A freguesia de Nossa Senhora das Febres foi criada em 1791, e desanexada da de Covões por sentença de Manuel de Jesus Pereira que substituía o bispo de Coimbra D. Francisco Lemos de Faria Pereira Coutinho, conforme se vê testemunhado no Auto de Desmembração lavrado na época. Este manuscrito encontra-se publicado em um monográfico comemorativo do segundo centenário da sua existência, com textos de vários autores. Febres seria uma vigararia da apresentação da mitra de Coimbra, constituída por todas as aldeias e lugares a sul e oeste do Concelho de Monte Arcado . Com a criação de novo concelho, a freguesia deixava de fazer parte deste e passaria a fazer parte de Póvoa da Arrancada (hoje conhecido apenas por Arrancada – Febres.

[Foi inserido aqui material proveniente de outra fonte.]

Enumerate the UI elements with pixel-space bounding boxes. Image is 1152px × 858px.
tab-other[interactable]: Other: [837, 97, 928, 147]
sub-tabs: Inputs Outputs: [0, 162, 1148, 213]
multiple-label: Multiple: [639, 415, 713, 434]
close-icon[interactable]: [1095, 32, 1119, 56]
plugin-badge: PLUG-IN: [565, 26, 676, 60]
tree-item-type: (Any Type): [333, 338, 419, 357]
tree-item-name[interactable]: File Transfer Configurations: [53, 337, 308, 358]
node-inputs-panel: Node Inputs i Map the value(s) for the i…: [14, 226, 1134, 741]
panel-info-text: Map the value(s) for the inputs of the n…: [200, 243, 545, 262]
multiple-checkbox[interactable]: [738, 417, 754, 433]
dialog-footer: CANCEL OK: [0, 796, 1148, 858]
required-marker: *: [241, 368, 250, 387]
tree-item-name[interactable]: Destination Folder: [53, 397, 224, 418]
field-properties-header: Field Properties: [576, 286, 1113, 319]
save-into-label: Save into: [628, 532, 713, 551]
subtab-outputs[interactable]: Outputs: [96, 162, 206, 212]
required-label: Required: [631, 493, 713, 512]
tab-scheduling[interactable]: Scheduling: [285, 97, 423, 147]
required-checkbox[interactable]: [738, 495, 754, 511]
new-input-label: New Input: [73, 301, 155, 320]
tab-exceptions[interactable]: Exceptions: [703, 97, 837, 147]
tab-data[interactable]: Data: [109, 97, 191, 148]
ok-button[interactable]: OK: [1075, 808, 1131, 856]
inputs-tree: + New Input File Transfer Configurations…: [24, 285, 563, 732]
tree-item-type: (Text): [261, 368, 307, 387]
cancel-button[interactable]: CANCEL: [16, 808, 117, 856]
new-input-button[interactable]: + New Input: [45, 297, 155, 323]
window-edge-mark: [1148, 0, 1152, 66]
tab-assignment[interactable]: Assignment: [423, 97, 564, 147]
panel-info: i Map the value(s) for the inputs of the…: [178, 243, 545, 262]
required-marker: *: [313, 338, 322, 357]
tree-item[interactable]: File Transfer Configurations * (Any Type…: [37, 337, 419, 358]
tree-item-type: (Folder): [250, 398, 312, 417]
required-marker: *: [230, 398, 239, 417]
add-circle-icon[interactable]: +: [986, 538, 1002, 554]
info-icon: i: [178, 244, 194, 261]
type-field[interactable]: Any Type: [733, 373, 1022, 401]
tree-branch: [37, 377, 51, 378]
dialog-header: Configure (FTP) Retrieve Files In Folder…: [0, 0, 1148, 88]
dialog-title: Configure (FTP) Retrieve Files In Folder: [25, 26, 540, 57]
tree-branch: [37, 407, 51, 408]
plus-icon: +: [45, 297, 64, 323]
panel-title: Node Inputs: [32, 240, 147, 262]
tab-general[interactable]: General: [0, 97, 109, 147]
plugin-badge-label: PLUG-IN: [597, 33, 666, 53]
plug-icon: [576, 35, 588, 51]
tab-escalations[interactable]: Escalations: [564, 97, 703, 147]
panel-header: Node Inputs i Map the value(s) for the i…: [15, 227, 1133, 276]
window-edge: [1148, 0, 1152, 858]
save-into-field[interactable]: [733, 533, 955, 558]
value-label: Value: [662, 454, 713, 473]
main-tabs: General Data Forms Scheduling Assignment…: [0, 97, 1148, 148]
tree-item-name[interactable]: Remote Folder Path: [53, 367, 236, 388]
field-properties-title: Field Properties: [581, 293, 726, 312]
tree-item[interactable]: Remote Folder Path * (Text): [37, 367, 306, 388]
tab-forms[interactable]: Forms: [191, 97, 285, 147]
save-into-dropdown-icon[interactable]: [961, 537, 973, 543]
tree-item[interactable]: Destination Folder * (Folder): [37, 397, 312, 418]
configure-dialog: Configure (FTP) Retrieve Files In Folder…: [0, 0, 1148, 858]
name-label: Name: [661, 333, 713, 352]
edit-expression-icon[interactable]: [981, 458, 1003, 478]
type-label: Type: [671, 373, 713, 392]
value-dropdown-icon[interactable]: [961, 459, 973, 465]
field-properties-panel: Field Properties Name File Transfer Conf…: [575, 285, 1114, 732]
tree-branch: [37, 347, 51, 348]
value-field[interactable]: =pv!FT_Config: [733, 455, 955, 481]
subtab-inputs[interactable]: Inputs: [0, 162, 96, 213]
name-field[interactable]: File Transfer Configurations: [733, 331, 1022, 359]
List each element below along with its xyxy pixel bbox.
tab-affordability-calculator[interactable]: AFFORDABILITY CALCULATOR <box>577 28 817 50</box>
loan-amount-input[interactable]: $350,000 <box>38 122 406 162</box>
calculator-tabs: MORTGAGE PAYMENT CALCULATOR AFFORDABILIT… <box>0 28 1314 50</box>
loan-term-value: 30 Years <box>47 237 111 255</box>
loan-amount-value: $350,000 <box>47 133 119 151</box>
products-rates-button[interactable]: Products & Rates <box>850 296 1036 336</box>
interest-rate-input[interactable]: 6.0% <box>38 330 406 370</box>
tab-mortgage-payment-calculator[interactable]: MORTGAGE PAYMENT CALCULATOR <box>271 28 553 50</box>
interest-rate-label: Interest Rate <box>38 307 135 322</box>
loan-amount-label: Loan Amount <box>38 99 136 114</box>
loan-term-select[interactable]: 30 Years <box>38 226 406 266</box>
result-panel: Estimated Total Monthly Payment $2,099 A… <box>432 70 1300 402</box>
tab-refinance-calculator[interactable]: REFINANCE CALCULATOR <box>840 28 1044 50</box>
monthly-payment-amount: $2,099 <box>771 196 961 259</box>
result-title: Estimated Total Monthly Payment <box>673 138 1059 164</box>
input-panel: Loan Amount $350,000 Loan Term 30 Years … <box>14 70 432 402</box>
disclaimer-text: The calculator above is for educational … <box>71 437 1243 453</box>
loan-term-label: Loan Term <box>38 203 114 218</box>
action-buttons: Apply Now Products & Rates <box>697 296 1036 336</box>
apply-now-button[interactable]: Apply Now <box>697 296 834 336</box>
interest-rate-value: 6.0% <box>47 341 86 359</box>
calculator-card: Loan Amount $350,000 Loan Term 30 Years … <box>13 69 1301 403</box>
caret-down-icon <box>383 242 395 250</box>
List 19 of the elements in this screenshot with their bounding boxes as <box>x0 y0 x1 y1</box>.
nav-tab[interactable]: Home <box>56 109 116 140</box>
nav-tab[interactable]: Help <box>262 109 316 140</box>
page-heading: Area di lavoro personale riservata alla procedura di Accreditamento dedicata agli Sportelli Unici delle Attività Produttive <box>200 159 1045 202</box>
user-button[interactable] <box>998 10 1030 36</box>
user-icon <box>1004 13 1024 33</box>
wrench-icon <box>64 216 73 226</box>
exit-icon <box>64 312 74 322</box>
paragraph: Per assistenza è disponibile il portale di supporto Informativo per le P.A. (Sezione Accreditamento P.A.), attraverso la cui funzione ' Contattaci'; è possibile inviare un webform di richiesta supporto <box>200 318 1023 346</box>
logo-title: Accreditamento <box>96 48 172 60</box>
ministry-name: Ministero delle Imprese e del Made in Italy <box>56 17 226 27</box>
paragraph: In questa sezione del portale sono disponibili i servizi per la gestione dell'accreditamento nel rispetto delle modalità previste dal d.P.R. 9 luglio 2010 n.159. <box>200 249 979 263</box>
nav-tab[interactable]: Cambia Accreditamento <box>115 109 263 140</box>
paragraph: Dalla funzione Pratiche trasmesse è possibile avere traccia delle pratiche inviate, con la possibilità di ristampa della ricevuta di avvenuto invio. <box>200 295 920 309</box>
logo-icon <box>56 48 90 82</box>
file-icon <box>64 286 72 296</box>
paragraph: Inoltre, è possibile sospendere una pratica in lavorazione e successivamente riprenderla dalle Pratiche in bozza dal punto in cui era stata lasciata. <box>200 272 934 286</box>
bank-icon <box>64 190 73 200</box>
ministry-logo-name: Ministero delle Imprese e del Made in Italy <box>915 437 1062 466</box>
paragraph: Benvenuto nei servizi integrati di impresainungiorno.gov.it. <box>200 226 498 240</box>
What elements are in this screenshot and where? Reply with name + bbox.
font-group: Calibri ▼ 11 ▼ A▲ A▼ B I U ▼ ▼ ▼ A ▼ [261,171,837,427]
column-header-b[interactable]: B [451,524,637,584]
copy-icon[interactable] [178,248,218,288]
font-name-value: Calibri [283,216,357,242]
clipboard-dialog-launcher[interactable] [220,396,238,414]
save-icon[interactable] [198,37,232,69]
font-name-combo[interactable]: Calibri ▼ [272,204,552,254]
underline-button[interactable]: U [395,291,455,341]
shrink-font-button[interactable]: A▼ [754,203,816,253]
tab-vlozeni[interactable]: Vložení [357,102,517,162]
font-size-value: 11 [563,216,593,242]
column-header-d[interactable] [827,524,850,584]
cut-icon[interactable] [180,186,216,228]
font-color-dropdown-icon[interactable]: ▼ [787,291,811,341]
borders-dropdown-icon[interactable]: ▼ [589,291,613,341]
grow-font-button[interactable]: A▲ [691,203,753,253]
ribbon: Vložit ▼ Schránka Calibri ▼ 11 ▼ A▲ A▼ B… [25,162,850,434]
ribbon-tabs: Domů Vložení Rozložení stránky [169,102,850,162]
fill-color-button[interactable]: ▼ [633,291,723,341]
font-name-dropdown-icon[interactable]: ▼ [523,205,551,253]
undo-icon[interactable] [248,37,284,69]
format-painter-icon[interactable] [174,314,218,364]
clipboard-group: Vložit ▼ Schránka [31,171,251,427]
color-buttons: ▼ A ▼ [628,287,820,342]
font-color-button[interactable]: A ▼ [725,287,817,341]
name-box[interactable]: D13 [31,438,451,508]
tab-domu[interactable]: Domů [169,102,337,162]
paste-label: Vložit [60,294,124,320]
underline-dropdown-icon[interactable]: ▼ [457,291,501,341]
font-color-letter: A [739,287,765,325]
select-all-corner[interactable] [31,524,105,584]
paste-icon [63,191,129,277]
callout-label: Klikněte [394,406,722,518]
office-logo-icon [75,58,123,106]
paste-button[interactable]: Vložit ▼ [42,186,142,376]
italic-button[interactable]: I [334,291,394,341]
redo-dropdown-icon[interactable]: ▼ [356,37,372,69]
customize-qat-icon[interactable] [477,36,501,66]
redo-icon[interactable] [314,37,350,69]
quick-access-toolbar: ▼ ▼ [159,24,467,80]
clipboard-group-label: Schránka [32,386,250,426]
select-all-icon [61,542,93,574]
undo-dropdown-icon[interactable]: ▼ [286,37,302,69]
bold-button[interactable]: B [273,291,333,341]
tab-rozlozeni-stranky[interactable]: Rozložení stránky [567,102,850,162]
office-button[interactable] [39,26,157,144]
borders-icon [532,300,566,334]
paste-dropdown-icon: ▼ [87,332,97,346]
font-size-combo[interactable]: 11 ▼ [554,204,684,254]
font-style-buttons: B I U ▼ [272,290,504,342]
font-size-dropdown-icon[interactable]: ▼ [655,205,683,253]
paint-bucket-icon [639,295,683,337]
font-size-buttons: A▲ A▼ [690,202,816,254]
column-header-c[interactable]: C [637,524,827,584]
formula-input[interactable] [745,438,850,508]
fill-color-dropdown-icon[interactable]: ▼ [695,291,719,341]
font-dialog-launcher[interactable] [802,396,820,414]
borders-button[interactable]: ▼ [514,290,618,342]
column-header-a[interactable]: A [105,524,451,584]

O concelho foi criado no dia 3 de Março de 1792 e abrangia os lugares de Sanguinheira de Cima, Sanguinheira de Baixo, Marco da Sanguinheira (hoje apenas Sanguinheira), Escumalha (hoje Vilamar), Corgos, Sobreirinho, Cabeços de Balsas, Balsas (hoje apenas Balsas), Forno Branco, Lagoas, Fontainhas de Cima, Fontainhas de Baixo (hoje Fontinha), Pedreira, Carvalheira, Fonte Errada, Montinho, Serredade, Corticeiro Grande (hoje Corticeiro de Cima), Corticeiro Pequeno (hoje Corticeiro de Baixo), e também o Casal da Gândara (hoje Gândara no Concelho de Vagos), e Arneiro da Carreira (hoje Carapelhos). Porque a igreja estava fora da Vila, este gradualmente vai perdendo sua importância e quanto ao lugar do Boeiro, já mais próximo, perde a sua nomenclatura a favor da actual de Febres.
O anterior templo paroquial era muito antigo, apesar de não se conhecer a data da fundação. Foi demolido e, em sua substituição, ergueu-se num ponto mais elevado, aproximadamente 150 metros, a actual Igreja. O estilo arquitectónico manteve-se, o que se alterou foi a elegância e o prospecto exterior, sendo a igreja a maior da região. Reconstruída em honra de Nossa Senhora da Conceição, tem festa anual com romaria, a 8 de Setembro.

Em 1835, como muitos outros municípios durante o liberalismo, o concelho de Arrancada é suprimido e a freguesia passa para o termo municipal de Cantanhede. No entanto Febres passou a ser sede de julgado de paz até meados do século XX. De recordar que os Julgados de Paz tratam de causas relacionadas com o incumprimento de contratos e obrigações, de natureza cível, com direito sobre bens móveis e imóveis e de arrendamento urbano. Actualmente o Julgado de Paz está em Cantanhede.